Michael Uschold (mfu@hercules.boeing.com)
Fri, 5 Dec 1997 12:08:35 -0800

guarino@ladseb.pd.cnr.it masolo@ladseb.pd.cnr.it

Subject: Terms

John,

Summary:

You define TERMINOLOGICAL ONTOLOGY to be neutral with respect to how many
axioms are in it, but you overload your use this term referring to this
meaning, as well as another kind of ontology which you have not given a name for
i.e. one with few axioms and many terms. This is confusing.

I suggest that you use ONTOLOGY for the more general term, and TERMINOLOGICAL
ONTOLOGY for the latter.

---

Details:

>From the way you talk about them it seems clear that, you *think* about a TERMINOLOGICAL ontology (TO) as a different kind of ontology than an AXIOMITIZED ontology (AO) -- but conflicts with how you define it, i.e. as a super-type. If an AO is a type of TO, then the following quote is a bit like saying that CATS tend to be smaller than MAMMALS.

Axiomatized ontologies tend to be smaller than terminological ontologies, .. but their axioms and definitions can support more complex inferences and computations.
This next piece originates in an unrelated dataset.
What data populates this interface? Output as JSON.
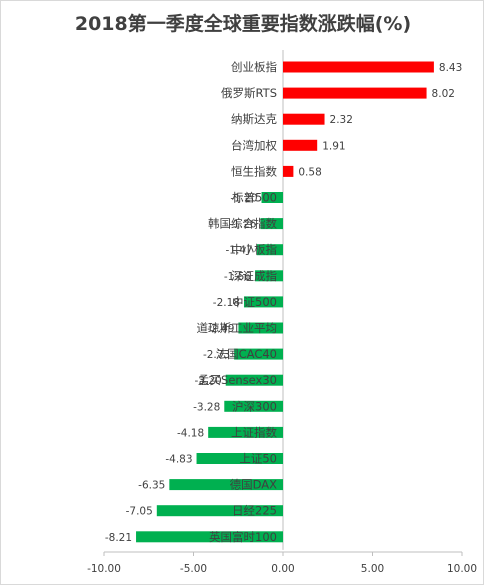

overall, this seems to indicate that are using the term TO to mean an ontology that has few if any axioms.

Note also that from your defnitions, the following holds:

The versions of logic required to express an AO are usually simpler, less expressive, and more easily computable than full first-order predicate calculus.

Because you say this about a TO, and an AO is a kind of TO.

The problem is that what one would not expect the term 'TERMINOLOGICAL ONTOLOGY' to refer to an ontology which was neutral with respect to how many axioms there are. Even you, who have defined it that way, can't seem to stop yourself from using it in the more restricted fashion that anyway agrees with more common usage. Most people, I suggest, would expect TO to mean an ontology with mainly terms and few axioms.

If TERMINOLGOICAL ONTOLOGY is a confusing term for an ontology which is neutral with respect to degree of formality/axioms, how about using 'ONTOLOGY'??? You clearly seem to want a term for ontologies which tend to have fewer axioms and more terms, and I think this is probably a good idea, so why not use `TERMINOLOGICAL ONTOLOGY' for that.